I will go through a bit of my story. The biggest health challenge when I contracted Covid on 20 March 2020 was that I slept for about 16 hours. I had chronic fatigue and the worst headache ever. I knew that this was not flu. It was something a lot more serious. At the time, with the pandemic, the whole world was in that situation, so I knew that it was Covid. I experienced delirium, chest pains—dull aches in the chest—and brain fog. It is a situation where you cannot plan, not even the next day, sometimes not even the afternoon, and sometimes not even the hours ahead. We could be having a conversation like this and then, within five minutes, I would need to go and lie down and sleep for a few hours.

Quite often, there was a continuation. When I woke up in the morning, I might have four symptoms. I would probably have chest pains and a few other things. By the afternoon that could change. No two days were the same, and probably no two half-days were the same.

Q75            Dean Russell: Would you mind talking about the very early stages? What were your initial symptoms? What got you to seek treatment for them?

Lere Fisher: The first was chronic fatigue. That was the big one. I had severe headaches, nausea and stomach cramps. I did not cough once. I did not have a sore throat at all. Those were the first symptoms that I had.

With that, I rested and self-isolated for about 10 days, maybe two weeks. After that period, I went for a walk. It was not a long walk, but by the time I got in I literally felt like I was going to collapse. I had a burning sensation in my chest. I felt I was going to collapse, so I called the ambulance and they came out. At that point, they diagnosed me as having Covid.

Q76            Dean Russell: In terms of seeking treatment, what has it been like so far, both in the early stages and as time has gone on?

Lere Fisher: Absolutely horrendous. It is probably based on the fact that, at the time, tests were only given to frontline workers. We weren’t allowed to have any tests at the beginning. Because I was not allowed to have any tests at the beginning, that set a precedent for the help that I got further on. It was as if I was not believed: Are you telling the truth? You think you have Covid, but I am assured that you don’t.” When I spoke to my GP, they actually laughed when I said, “These are my symptoms, and this is what I believe that I have.” I was told to have paracetamol and to drink a glass of water. I was not offered any form of referral or any other advice, or anything other than that, to be honest.

Q77            Dean Russell: From what you have said, it was difficult to access care and you were not particularly supported by the NHS in attempting to get that.

Lere Fisher: Correct.

Q78            Dean Russell: I am sorry to hear that. What, if anything, would you say went well throughout that process?

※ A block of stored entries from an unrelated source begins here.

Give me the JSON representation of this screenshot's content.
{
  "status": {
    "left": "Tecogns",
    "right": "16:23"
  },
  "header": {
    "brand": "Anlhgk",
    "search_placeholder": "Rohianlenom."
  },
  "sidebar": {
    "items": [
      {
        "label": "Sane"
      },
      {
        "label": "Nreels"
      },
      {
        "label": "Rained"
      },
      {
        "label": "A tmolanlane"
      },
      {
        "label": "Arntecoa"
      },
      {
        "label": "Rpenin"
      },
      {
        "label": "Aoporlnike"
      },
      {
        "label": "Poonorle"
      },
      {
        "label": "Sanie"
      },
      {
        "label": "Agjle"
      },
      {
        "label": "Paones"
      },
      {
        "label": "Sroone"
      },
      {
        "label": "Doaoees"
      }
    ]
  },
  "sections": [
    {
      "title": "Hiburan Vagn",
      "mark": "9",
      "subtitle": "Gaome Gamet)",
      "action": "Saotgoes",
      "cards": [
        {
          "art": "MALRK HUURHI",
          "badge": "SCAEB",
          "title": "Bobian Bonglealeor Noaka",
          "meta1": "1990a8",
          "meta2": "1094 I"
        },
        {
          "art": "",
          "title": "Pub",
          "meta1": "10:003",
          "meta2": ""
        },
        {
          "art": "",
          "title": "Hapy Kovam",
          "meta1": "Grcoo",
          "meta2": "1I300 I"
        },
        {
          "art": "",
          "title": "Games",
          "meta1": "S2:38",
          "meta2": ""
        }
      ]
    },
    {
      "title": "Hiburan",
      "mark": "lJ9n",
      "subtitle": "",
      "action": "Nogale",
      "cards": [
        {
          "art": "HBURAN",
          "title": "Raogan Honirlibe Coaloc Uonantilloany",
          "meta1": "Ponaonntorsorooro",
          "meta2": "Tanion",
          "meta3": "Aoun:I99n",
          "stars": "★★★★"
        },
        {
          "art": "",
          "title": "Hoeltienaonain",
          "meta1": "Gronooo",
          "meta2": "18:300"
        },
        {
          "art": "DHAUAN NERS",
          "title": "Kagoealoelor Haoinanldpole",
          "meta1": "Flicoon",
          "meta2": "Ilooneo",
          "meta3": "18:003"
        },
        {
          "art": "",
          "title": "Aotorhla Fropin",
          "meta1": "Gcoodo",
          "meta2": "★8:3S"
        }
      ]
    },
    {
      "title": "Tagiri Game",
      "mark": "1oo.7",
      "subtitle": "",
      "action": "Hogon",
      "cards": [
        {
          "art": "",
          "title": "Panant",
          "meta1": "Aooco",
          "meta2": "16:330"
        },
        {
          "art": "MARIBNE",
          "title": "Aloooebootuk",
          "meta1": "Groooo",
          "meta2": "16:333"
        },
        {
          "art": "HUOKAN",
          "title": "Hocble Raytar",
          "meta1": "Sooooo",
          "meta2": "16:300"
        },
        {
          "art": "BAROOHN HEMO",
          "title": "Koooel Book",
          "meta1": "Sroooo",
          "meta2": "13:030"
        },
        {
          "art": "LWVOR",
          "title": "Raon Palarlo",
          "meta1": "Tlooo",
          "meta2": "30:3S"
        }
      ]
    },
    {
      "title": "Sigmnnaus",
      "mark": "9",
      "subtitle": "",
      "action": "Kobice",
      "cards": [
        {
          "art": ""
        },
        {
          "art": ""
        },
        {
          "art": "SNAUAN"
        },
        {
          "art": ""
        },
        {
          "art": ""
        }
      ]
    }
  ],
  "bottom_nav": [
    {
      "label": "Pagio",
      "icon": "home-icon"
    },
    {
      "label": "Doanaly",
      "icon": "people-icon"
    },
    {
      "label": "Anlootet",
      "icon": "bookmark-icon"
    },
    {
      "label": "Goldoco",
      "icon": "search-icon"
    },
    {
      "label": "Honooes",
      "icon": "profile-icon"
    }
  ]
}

Lere Fisher: The thing that went well was support groupsLongCovidSOS. That was when I realised that there were other people who were feeling the same as I was feeling. At the time, I thought it was just me, because I was part of that first batch. I had to do my own research, only to find that there was a whole community of people experiencing exactly the same as I was experiencing, but not getting the same help that I was getting.

Q79            Dean Russell: Is it correct to say that those support groups were outside the NHS?

Lere Fisher: Correct.

Q80            Dean Russell: What, if anything, could the NHS have done better to support you? It sounds like access to support groups would be one thing. Are there other things that you would recommend?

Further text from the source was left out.